A little while back, I started a three-part ‘SEO Basics’ series for bloggers. In this post I am finally getting around to writing the third part. I know, sorry for the delay – I don’t really have an excuse other than… life.
Just to briefly summarise what I’ve spoken about so far, my first post was on identifying keywords for each blog post and my second was on writing metadata. In this final part I’ll be explaining how to make your blog posts more user friendly and therefore more favourable in the techno eyes of Google.
As I have mentioned probably too many times in the previous posts (I’m sorry, but people don’t listen first time), two of the key factors that Google takes into account when ranking your site is value and relevancy. In other words, is your content providing genuine value for the user? Is it relevant to the keywords being targeted?
One of the factors that the plugin Yoast measures is ‘readability’. This is linked to the ‘value’ part of the SEO process, as it is all about making your content as easily accessible to users as humanly possible. Remember, if it’s good for the reader then it’s good for Google. In this post I’ll explain all about readability SEO and the best practices involved.
Okay so it’s not one of the most glamorous or exciting topics going but stay with me, it’ll get better. Besides, you’ll thank me when you’re bossing the SERPs (search engine results pages – I told you this was getting exciting…).
^ That thing right there, hovering above this paragraph. Sure you know what a sub-heading is but I’m always surprised by the amount of bloggers who don’t actually use them. Expecting someone to read (and stick with) a never-ending stream of consciousness is a big ask unless you present it in a way that is more digestible.
Sub-headings make the post more appealing to readers. So what does that mean? You guessed it! It makes it more appealing to Google too. See, it’s really all very logical, easy stuff once you know it. Bonus points if you use some keywords in your subheadings but remember the most important thing: never force them in. Au natural ladies (and gents).
Sentence & paragraph length
I kinda struggle with this one because I’m a rambler. However, those sneaky google bots prefer shorter sentences. Like this. Don’t let it completely overrule your natural style of writing but it’s worth bearing in mind.
The same goes for paragraphs. After years of essay writing at university, I was a long paragraph obsessive. It’s taken me years to get over this and break the habit but now all my paragraphs are short, sweet and so much more digestible.
Shorter sentences and paragraphs make your writing more readable. That makes your writing more user friendly. That makes Google happy. See, there’s a pattern forming here!
What on earth is passive voice
Have you ever looked at the little red flags on your Yoast plugin and thought, what the sodding hell is passive voice?! I’m an English Literature grad and even I struggle with this one. It’s not a straightforward concept and you really have to think about it – all nouns this and nouns that. Which is fine but I don’t like to think that hard when I’m writing. I just want to, well, write.
So what I’m trying to say in a rather roundabout way is that I wouldn’t worry about this one too much. If you’re a super keeno on turning all those Yoast traffic lights green then sure, go nuts and eliminate the passive voice. But honestly, it’s really not going to make that much difference to how your article ranks.
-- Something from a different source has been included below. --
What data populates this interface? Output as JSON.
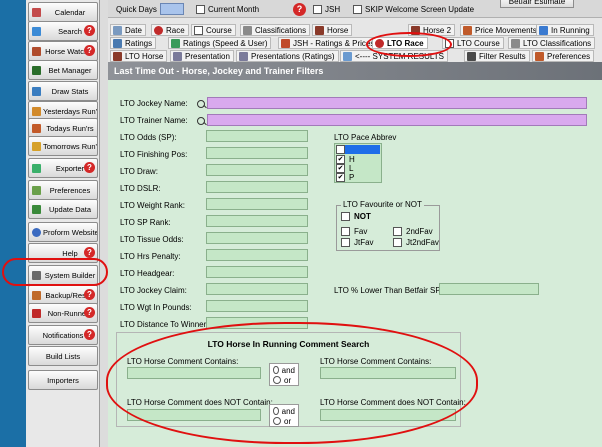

Don’t lose sleep over the passive voice. Totally not worth it.
Alt text on images
So how does it make your post more user friendly? There are several scenarios in which alt text may come in handy. The first is if the images in your post don’t load for whatever reason. Instead, the page will display the alt text so you can at least get an understanding of what the image should have looked like. The second is for accessibility reasons in that it enables the blind or partially sighted to understand the images. Finally, Google is pretty smart but it can’t read images. So provide it with alt text and you’ll make those little bots happy as anything. Plus you’ll improve the chances of appearing in the image search results.
Try to include your keyword in one of the images in your post (repeat alert: but ONLY if it’s natural). The alt text should describe the image. Period.
In short, if it’s good for the reader then it’s good for Google. And that’s the big fat secret behind SEO.